Below, is a visual representation of Aurora’s perception system, which it says is able to understand complex urban environments where vehicles need to safely navigate amongst many moving objects including bicycles, scooters, pedestrians and cars.

It didn’t imagine it would at the outset, but Aurora is building its mapping system to ensure what it naturally calls the highest level of precision and scalability so that vehicles powered by the company can accurately understand where they are, and easily update the maps as the world changes. We asked Urmson if, when the tech is finally ready to go into cars, they will white label the technology or use Aurora’s brand as a selling point. He said the matter hasn’t been decided yet but seemed to suggest that Aurora is leaning in the latter direction. He also said the technology would be installed on the carmakers’ factory floors (with Aurora’s help).

One of the ways that Aurora says it’s able to efficiently develop a robust “driver” is to build its own simulation system. It uses its simulator to test its software with different scenarios that vehicles encounter on the road, which it says enables repeatable testing that’s impossible to achieve by just driving more miles.

Aurora’s motion planning team works closely with the perception team to create a system that both detects the important objects on and around the road, and tries to accurately predict how they will move in the future.

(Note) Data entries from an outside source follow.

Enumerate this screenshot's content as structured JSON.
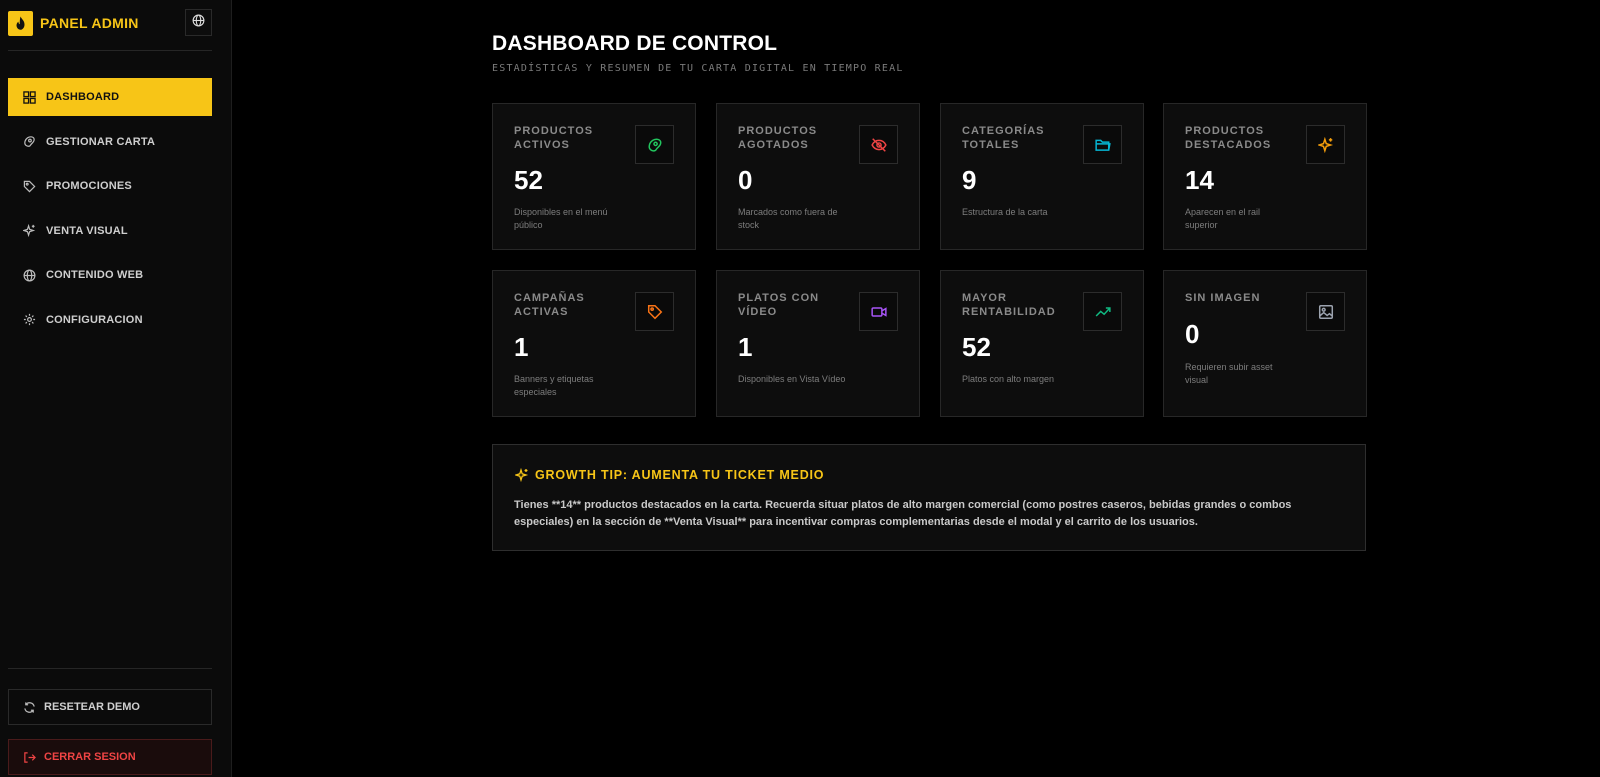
{
  "app": {
    "brand_title": "PANEL ADMIN",
    "accent_color": "#f7c517"
  },
  "sidebar": {
    "items": [
      {
        "label": "DASHBOARD",
        "icon": "grid-icon",
        "active": true
      },
      {
        "label": "GESTIONAR CARTA",
        "icon": "food-icon",
        "active": false
      },
      {
        "label": "PROMOCIONES",
        "icon": "tag-icon",
        "active": false
      },
      {
        "label": "VENTA VISUAL",
        "icon": "sparkles-icon",
        "active": false
      },
      {
        "label": "CONTENIDO WEB",
        "icon": "globe-icon",
        "active": false
      },
      {
        "label": "CONFIGURACION",
        "icon": "gear-icon",
        "active": false
      }
    ],
    "reset_label": "RESETEAR DEMO",
    "logout_label": "CERRAR SESION"
  },
  "header": {
    "title": "DASHBOARD DE CONTROL",
    "subtitle": "ESTADÍSTICAS Y RESUMEN DE TU CARTA DIGITAL EN TIEMPO REAL"
  },
  "stats": [
    {
      "label": "PRODUCTOS ACTIVOS",
      "value": "52",
      "desc": "Disponibles en el menú público",
      "icon": "food-icon",
      "color": "#22c55e"
    },
    {
      "label": "PRODUCTOS AGOTADOS",
      "value": "0",
      "desc": "Marcados como fuera de stock",
      "icon": "eye-off-icon",
      "color": "#ef4444"
    },
    {
      "label": "CATEGORÍAS TOTALES",
      "value": "9",
      "desc": "Estructura de la carta",
      "icon": "folder-icon",
      "color": "#06b6d4"
    },
    {
      "label": "PRODUCTOS DESTACADOS",
      "value": "14",
      "desc": "Aparecen en el rail superior",
      "icon": "sparkles-icon",
      "color": "#f59e0b"
    },
    {
      "label": "CAMPAÑAS ACTIVAS",
      "value": "1",
      "desc": "Banners y etiquetas especiales",
      "icon": "tag-icon",
      "color": "#f97316"
    },
    {
      "label": "PLATOS CON VÍDEO",
      "value": "1",
      "desc": "Disponibles en Vista Vídeo",
      "icon": "video-icon",
      "color": "#a855f7"
    },
    {
      "label": "MAYOR RENTABILIDAD",
      "value": "52",
      "desc": "Platos con alto margen",
      "icon": "trending-up-icon",
      "color": "#10b981"
    },
    {
      "label": "SIN IMAGEN",
      "value": "0",
      "desc": "Requieren subir asset visual",
      "icon": "image-icon",
      "color": "#9ca3af"
    }
  ],
  "tip": {
    "title": "GROWTH TIP: AUMENTA TU TICKET MEDIO",
    "text": "Tienes **14** productos destacados en la carta. Recuerda situar platos de alto margen comercial (como postres caseros, bebidas grandes o combos especiales) en la sección de **Venta Visual** para incentivar compras complementarias desde el modal y el carrito de los usuarios."
  }
}
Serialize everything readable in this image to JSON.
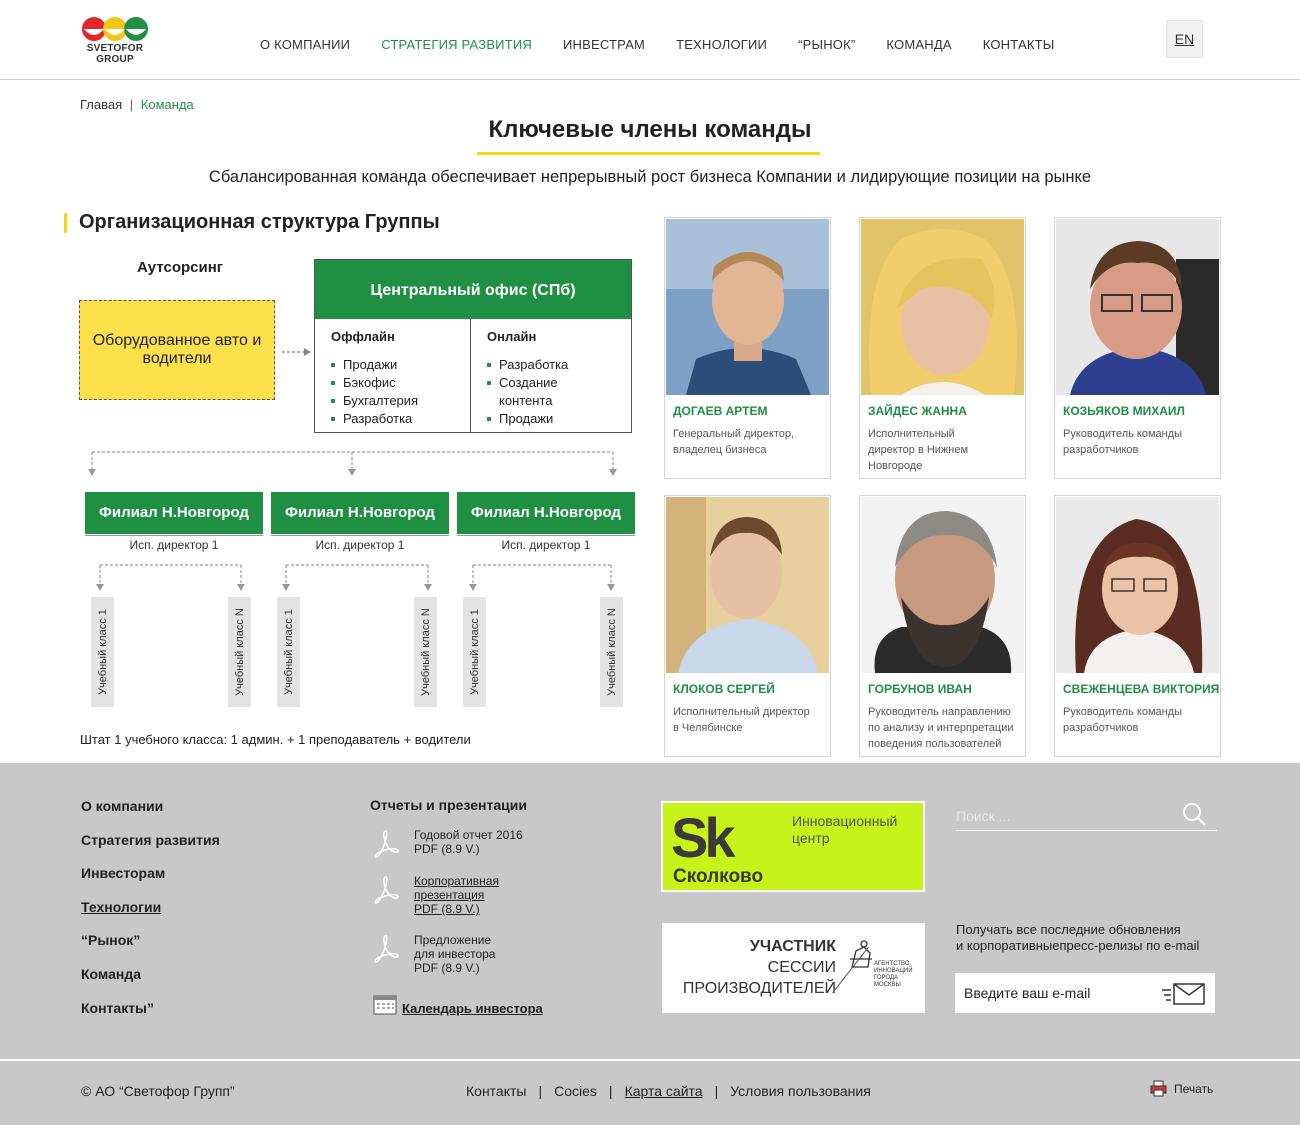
{
  "header": {
    "logo_line1": "SVETOFOR",
    "logo_line2": "GROUP",
    "nav": [
      "О КОМПАНИИ",
      "СТРАТЕГИЯ РАЗВИТИЯ",
      "ИНВЕСТРАМ",
      "ТЕХНОЛОГИИ",
      "“РЫНОК”",
      "КОМАНДА",
      "КОНТАКТЫ"
    ],
    "active_nav": "СТРАТЕГИЯ РАЗВИТИЯ",
    "lang": "EN"
  },
  "breadcrumb": {
    "home": "Главая",
    "sep": "|",
    "current": "Команда"
  },
  "page_title": "Ключевые члены команды",
  "subtitle": "Сбалансированная команда обеспечивает непрерывный рост бизнеса Компании и лидирующие позиции на рынке",
  "org": {
    "title": "Организационная структура Группы",
    "outsource_label": "Аутсорсинг",
    "outsource_box": "Оборудованное авто и водители",
    "office_title": "Центральный офис (СПб)",
    "offline_title": "Оффлайн",
    "offline_items": [
      "Продажи",
      "Бэкофис",
      "Бухгалтерия",
      "Разработка"
    ],
    "online_title": "Онлайн",
    "online_items": [
      "Разработка",
      "Создание контента",
      "Продажи"
    ],
    "branches": [
      {
        "name": "Филиал Н.Новгород",
        "director": "Исп. директор 1",
        "class_first": "Учебный класс 1",
        "class_last": "Учебный класс N"
      },
      {
        "name": "Филиал Н.Новгород",
        "director": "Исп. директор 1",
        "class_first": "Учебный класс 1",
        "class_last": "Учебный класс N"
      },
      {
        "name": "Филиал Н.Новгород",
        "director": "Исп. директор 1",
        "class_first": "Учебный класс 1",
        "class_last": "Учебный класс N"
      }
    ],
    "staff_note": "Штат 1 учебного класса: 1 админ. + 1 преподаватель + водители"
  },
  "team": [
    {
      "name": "ДОГАЕВ АРТЕМ",
      "role": "Генеральный директор, владелец бизнеса"
    },
    {
      "name": "ЗАЙДЕС ЖАННА",
      "role": "Исполнительный директор в Нижнем Новгороде"
    },
    {
      "name": "КОЗЬЯКОВ МИХАИЛ",
      "role": "Руководитель команды разработчиков"
    },
    {
      "name": "КЛОКОВ СЕРГЕЙ",
      "role": "Исполнительный директор в Челябинске"
    },
    {
      "name": "ГОРБУНОВ ИВАН",
      "role": "Руководитель направлению по анализу и интерпретации поведения пользователей"
    },
    {
      "name": "СВЕЖЕНЦЕВА ВИКТОРИЯ",
      "role": "Руководитель команды разработчиков"
    }
  ],
  "footer": {
    "nav": [
      "О компании",
      "Стратегия развития",
      "Инвесторам",
      "Технологии",
      "“Рынок”",
      "Команда",
      "Контакты”"
    ],
    "reports_title": "Отчеты и презентации",
    "reports": [
      {
        "line1": "Годовой отчет 2016",
        "line2": "PDF (8.9 V.)",
        "line3": ""
      },
      {
        "line1": "Корпоративная",
        "line2": "презентация",
        "line3": "PDF (8.9 V.)"
      },
      {
        "line1": "Предложение",
        "line2": "для инвестора",
        "line3": "PDF (8.9 V.)"
      }
    ],
    "calendar_link": "Календарь инвестора",
    "skolkovo": {
      "logo": "Sk",
      "city": "Сколково",
      "center": "Инновационный центр"
    },
    "participant": {
      "line1": "УЧАСТНИК",
      "line2": "СЕССИИ",
      "line3": "ПРОИЗВОДИТЕЛЕЙ",
      "agency": "АГЕНТСТВО ИННОВАЦИЙ ГОРОДА МОСКВЫ"
    },
    "search_placeholder": "Поиск ...",
    "subscribe_line1": "Получать все последние обновления",
    "subscribe_line2": "и корпоративныепресс-релизы по e-mail",
    "email_placeholder": "Введите ваш e-mail",
    "copyright": "© АО “Светофор Групп”",
    "bottom_links": [
      "Контакты",
      "Cocies",
      "Карта сайта",
      "Условия пользования"
    ],
    "print": "Печать"
  }
}
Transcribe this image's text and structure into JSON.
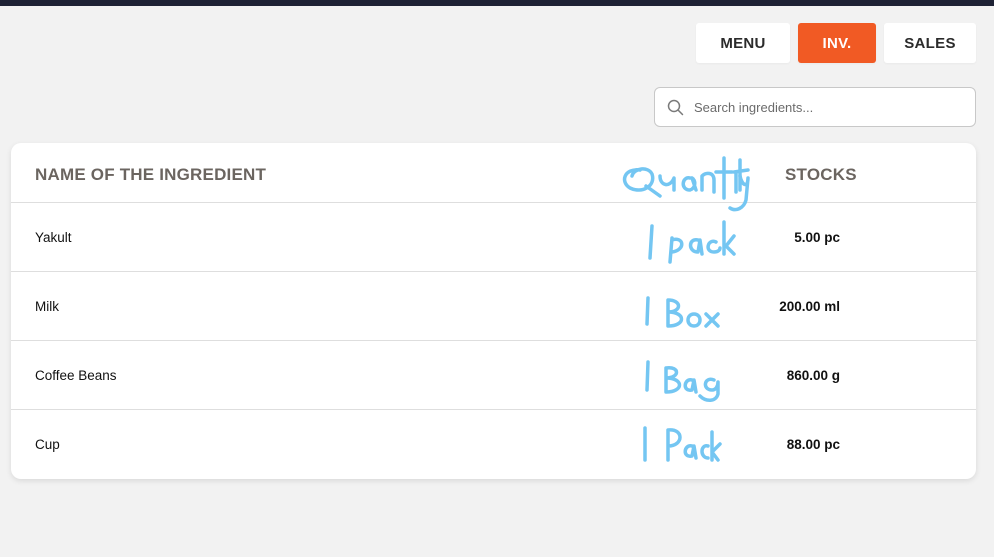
{
  "nav": {
    "menu_label": "MENU",
    "inv_label": "INV.",
    "sales_label": "SALES",
    "active": "INV."
  },
  "search": {
    "placeholder": "Search ingredients...",
    "value": ""
  },
  "table": {
    "columns": {
      "name": "NAME OF THE INGREDIENT",
      "stocks": "STOCKS"
    },
    "rows": [
      {
        "name": "Yakult",
        "stock": "5.00 pc"
      },
      {
        "name": "Milk",
        "stock": "200.00 ml"
      },
      {
        "name": "Coffee Beans",
        "stock": "860.00 g"
      },
      {
        "name": "Cup",
        "stock": "88.00 pc"
      }
    ]
  },
  "handwriting": {
    "column_header": "Quantity",
    "rows": [
      "1 pack",
      "1 Box",
      "1 Bag",
      "1 Pack"
    ]
  },
  "colors": {
    "accent": "#f15a24",
    "ink": "#74c6f2",
    "topbar": "#1e2235"
  }
}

The ability to capture, understand and predict the motion of other objects is critical for building a technology that can navigate real world scenarios in dense urban environments and Urmson has said in the past that Aurora has crafted this workflow in a way that’s superior to competitors that send the technology back and forth. Specifically, he told The Atlantic last year: “The classic way you engineer a system like this is that you have a team working on perception. They go out and make it as good as they can and they get to a plateau and hand it off to the motion-planning people. And they write the thing that figures out where to stop or how to change a lane and it deals with all the noise that’s in the perception system because it’s not seeing the world perfectly. It has errors. Maybe it thinks it’s moving a little faster or slower than it is. Maybe every once in a while it generates a false positive. The motion-planning system has to respond to that.

“So the motion-planning people are lagging behind the perception people, but they get it all dialed in and it’s working well enough—as well as it can with that level of perception—and then the perception people say, ‘Oh, but we’ve got a new push [of code].’ Then the motion-planning people are behind the eight ball again, and their system is breaking when it shouldn’t.”

We also asked Urmson about Google, whose self-driving unit was renamed Waymo as it spun out from the Alphabet umbrella as its own company. He was highly diplomatic, saying only good things about the company and, when asked if they’d ever challenged him on anything since leaving, answering that they had not. Still, he told as, as he has said in previous interviews, that the biggest advantage that Aurora enjoys is that it was able to use the learnings of its three founders and to start from scratch, whereas the big companies from which they’ve each come cannot.

As he told TechCrunch in a separate interview last year in a question about how Aurora tests its technology, “There’s this really easy metric that everyone is using, which is number of miles driven, and it’s one of those things that was really convenient for me in my old place [Google] because we’re out there and we were doing a hell of a lot more than anybody else was at the time and so it was an easy number to talk about. What’s lost in that, though, is it’s not really the volume of the miles that you drive. It’s really about the quality of them.”